Hybrid Orbitrap and Q Exactive instruments are routinely used in discovery-based proteomics experiments for both identification and relative quantitation. Using the same instruments for targeted quantitation experiments greatly streamlines the transition from discovery workflow to targeted workflow. The experimental advantages realized in discovery proteomics carry over to targeted quantitation.

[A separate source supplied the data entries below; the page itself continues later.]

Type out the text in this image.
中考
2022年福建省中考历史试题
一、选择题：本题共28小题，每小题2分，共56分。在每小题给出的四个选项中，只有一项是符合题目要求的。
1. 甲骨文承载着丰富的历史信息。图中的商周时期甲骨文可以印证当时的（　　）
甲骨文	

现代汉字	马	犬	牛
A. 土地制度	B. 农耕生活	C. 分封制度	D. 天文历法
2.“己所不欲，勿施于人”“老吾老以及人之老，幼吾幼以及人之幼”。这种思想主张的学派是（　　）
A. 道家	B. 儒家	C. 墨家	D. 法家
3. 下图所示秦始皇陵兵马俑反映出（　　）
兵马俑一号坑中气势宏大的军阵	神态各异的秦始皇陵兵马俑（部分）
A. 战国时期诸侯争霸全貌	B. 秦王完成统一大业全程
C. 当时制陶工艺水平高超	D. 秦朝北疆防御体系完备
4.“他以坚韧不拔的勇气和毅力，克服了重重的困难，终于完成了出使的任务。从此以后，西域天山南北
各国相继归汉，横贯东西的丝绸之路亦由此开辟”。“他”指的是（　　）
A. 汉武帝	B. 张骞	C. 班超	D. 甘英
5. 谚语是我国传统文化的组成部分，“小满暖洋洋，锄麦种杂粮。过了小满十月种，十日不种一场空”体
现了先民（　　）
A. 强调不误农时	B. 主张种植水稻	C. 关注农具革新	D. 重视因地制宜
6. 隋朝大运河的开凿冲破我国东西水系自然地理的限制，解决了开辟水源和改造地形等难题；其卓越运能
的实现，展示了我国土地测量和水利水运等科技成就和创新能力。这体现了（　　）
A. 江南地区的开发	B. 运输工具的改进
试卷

These include:

• High mass accuracy: Allows for greater selectivity, accuracy and precision of quantitation at the same time increasing confidence in the identity of the quantified target.

• Ultra-high resolution: Increases selectivity and lowers detection limits for targeted analyte

• High intra-scan dynamic range: Increases linearity and dynamic range of the quantitation experiment

• Low detection limits as ions of a target peptide may be accumulated/enriched in the mass spectrometer prior to detection.
   

• High sensitivity MS/MS: Both CID and HCD can be used for identity confirmation, with CID in the ion trap being the most sensitive MS/MS mode, allowing target confirmation right at the detection limit of the SIM scan.